Forming these very thin layers requires acute control over the depositing and structuring of these elements. Electronics specialty materials provided by Air Liquide can achieve this at the level of just a few atoms. Silicon, for example, the most common material found in electronics devices, is formed using monosilane as a volatile silicon precursor.
A response at every stage of production
Air Liquide has a wide portfolio of electronics specialty materials that respond to customer needs at every stage of production.
Deposition is a process that typically uses silicon or metal precursors (e.g. silane, dichlorosilane, tungsten hexafluoride).
Reactants are specialty materials added during the deposition process, for example ammoniac, nitrous oxide or nitric oxide, to form silicon dioxide, silicon oxide (silane + nitrous oxide) or silicon nitride (silane + ammoniac).
Doping is a process of modifying the electronic properties of layers through adding controlled concentrations of boron, arsenic or phosphorous atoms. This is achieved using volatile dopants such as diborane, phosphine or arsine, along with other specialty materials during the deposition step, or by forcing the dopant implantation in the layers by ion implantation. In the latter process, isotopically enriched boron trifluoride or germanium can be used as a dopant.

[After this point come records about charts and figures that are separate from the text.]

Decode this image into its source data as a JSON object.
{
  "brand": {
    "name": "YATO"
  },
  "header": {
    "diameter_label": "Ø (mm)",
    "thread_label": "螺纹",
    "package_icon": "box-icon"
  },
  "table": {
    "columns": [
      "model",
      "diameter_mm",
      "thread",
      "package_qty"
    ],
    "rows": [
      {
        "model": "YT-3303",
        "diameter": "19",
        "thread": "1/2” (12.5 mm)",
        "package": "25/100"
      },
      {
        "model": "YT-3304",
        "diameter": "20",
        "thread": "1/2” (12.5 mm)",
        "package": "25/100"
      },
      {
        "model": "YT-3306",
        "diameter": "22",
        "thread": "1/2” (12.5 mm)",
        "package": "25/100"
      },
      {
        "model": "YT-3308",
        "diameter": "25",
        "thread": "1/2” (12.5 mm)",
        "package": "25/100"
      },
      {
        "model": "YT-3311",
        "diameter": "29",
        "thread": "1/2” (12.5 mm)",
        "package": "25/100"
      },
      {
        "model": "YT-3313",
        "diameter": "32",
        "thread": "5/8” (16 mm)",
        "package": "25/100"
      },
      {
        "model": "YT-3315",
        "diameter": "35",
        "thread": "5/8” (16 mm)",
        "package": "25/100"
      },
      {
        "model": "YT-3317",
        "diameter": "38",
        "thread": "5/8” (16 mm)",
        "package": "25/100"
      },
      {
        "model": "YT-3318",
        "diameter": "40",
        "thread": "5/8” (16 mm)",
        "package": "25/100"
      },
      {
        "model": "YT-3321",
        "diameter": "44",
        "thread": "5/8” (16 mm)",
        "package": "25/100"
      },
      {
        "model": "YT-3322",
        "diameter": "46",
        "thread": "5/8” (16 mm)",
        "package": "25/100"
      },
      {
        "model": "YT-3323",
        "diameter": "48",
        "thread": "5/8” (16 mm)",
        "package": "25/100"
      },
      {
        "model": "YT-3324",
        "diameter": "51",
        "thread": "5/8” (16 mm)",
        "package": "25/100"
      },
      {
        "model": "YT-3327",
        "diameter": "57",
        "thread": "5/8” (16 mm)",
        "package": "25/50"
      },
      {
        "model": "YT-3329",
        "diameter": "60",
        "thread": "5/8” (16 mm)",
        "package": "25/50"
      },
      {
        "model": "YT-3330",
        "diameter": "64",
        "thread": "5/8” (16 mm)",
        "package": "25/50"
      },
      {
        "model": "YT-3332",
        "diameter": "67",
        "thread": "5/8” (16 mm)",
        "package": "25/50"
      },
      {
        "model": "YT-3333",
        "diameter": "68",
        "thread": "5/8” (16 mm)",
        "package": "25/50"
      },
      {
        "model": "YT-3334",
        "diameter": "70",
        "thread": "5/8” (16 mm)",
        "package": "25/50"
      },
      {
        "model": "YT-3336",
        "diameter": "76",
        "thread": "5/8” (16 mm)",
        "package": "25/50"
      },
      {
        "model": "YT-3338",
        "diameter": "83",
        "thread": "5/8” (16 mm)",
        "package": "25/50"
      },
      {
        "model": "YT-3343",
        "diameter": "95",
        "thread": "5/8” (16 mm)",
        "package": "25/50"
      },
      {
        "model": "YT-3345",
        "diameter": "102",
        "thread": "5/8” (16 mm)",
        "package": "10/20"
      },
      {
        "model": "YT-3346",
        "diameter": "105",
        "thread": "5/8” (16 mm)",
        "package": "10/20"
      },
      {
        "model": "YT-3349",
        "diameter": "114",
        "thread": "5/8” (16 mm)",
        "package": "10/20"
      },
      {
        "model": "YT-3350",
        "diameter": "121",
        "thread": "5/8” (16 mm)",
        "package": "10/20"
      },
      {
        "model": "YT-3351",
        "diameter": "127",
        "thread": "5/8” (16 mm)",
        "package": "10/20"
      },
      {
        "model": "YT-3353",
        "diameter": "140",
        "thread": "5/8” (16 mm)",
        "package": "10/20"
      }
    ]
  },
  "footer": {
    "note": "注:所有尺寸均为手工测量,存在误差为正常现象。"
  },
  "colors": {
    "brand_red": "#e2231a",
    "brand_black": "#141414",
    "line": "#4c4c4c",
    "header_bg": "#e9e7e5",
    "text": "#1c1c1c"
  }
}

Photolithography is the process of using a strictly controlled gas mixture concentration for excimer lasers. This is done to pattern the sacrificial photoresists on top of the surface layer and prepare the etching of the layer structure.
Etching uses halogenated gases, such as CxFy molecules like tetrafluoromethane, difluoromethane, or fluoromethane to remove elements from layers.

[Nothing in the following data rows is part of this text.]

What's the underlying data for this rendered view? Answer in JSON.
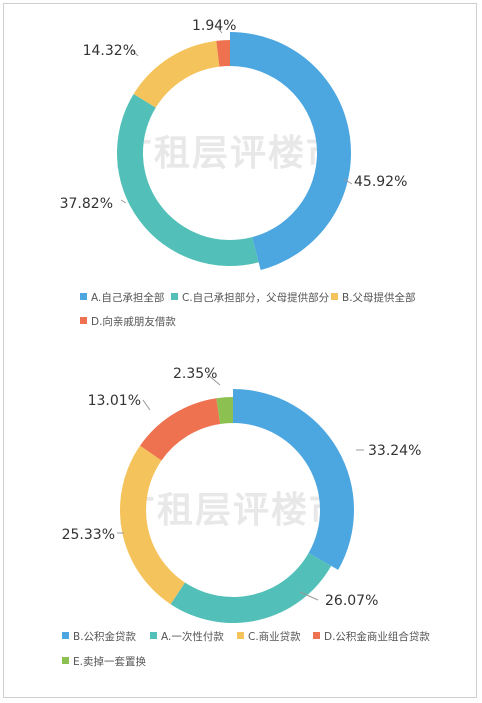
{
  "watermark": "广租层评楼市",
  "chart_data": [
    {
      "type": "pie",
      "donut": true,
      "categories": [
        "A.自己承担全部",
        "C.自己承担部分，父母提供部分",
        "B.父母提供全部",
        "D.向亲戚朋友借款"
      ],
      "values": [
        45.92,
        37.82,
        14.32,
        1.94
      ],
      "labels": [
        "45.92%",
        "37.82%",
        "14.32%",
        "1.94%"
      ],
      "colors": [
        "#4ca6e0",
        "#52c0b8",
        "#f5c35b",
        "#ef7250"
      ],
      "legend_position": "bottom"
    },
    {
      "type": "pie",
      "donut": true,
      "categories": [
        "B.公积金贷款",
        "A.一次性付款",
        "C.商业贷款",
        "D.公积金商业组合贷款",
        "E.卖掉一套置换"
      ],
      "values": [
        33.24,
        26.07,
        25.33,
        13.01,
        2.35
      ],
      "labels": [
        "33.24%",
        "26.07%",
        "25.33%",
        "13.01%",
        "2.35%"
      ],
      "colors": [
        "#4ca6e0",
        "#52c0b8",
        "#f5c35b",
        "#ef7250",
        "#8cc152"
      ],
      "legend_position": "bottom"
    }
  ]
}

Cleaning is used to remove film residues left after successive depositions inside production tool chambers. Typically, fluorinated gases (e.g. nitrogen trifluoride, fluorine, sulfur hexafluoride) are used for cleaning.
Annealing, or the recovery of layer structure damages, is achieved with a heated atmosphere of hydrogen, deuterium or nitric oxide.

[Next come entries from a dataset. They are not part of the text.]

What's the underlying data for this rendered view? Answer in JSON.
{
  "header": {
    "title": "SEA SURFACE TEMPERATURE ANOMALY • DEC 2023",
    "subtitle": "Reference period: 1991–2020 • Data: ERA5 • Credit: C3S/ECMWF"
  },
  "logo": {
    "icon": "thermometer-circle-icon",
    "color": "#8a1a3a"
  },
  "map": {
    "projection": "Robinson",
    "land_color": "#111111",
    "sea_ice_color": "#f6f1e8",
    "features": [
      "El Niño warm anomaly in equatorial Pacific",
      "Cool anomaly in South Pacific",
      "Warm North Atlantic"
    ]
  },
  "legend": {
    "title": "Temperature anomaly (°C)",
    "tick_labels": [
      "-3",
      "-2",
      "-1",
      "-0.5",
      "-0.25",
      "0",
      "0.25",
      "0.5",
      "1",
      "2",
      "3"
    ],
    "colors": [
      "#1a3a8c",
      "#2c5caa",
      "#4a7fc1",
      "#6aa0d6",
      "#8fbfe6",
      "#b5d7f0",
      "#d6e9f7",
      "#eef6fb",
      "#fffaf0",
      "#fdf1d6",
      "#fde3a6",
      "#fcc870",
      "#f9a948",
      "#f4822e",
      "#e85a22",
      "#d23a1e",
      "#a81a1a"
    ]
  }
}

Air Liquide, a major producer and reliable supplier, has the expertise and know-how in electronics specialty materials that manufacturers require.
We have 9 Electronics Materials Centers (EMCs) strategically located in the world's main production hubs
Our capabilities include 9 Electronics Materials Centers (EMCs) worldwide where Air Liquide produces, packages and certifies electronics specialty materials ensuring safety of supply and matching quality expectations of most demanding electronics customers. We are strategically located in electronics hubs including South Korea, Japan, China, Taiwan, Singapore, the USA, France and Germany.
With 30 years of experience in the electronics industry, we have unique expertise in the production of electronics specialty materials, as well as in stringent quality control, packaging and distribution under a strict corporate safety policy.
Air Liquide Jumbo™ is our integrated offer for the packaging and supply of large volumes of electronics specialty materials to mega or giga fabs, and multi-fab campuses.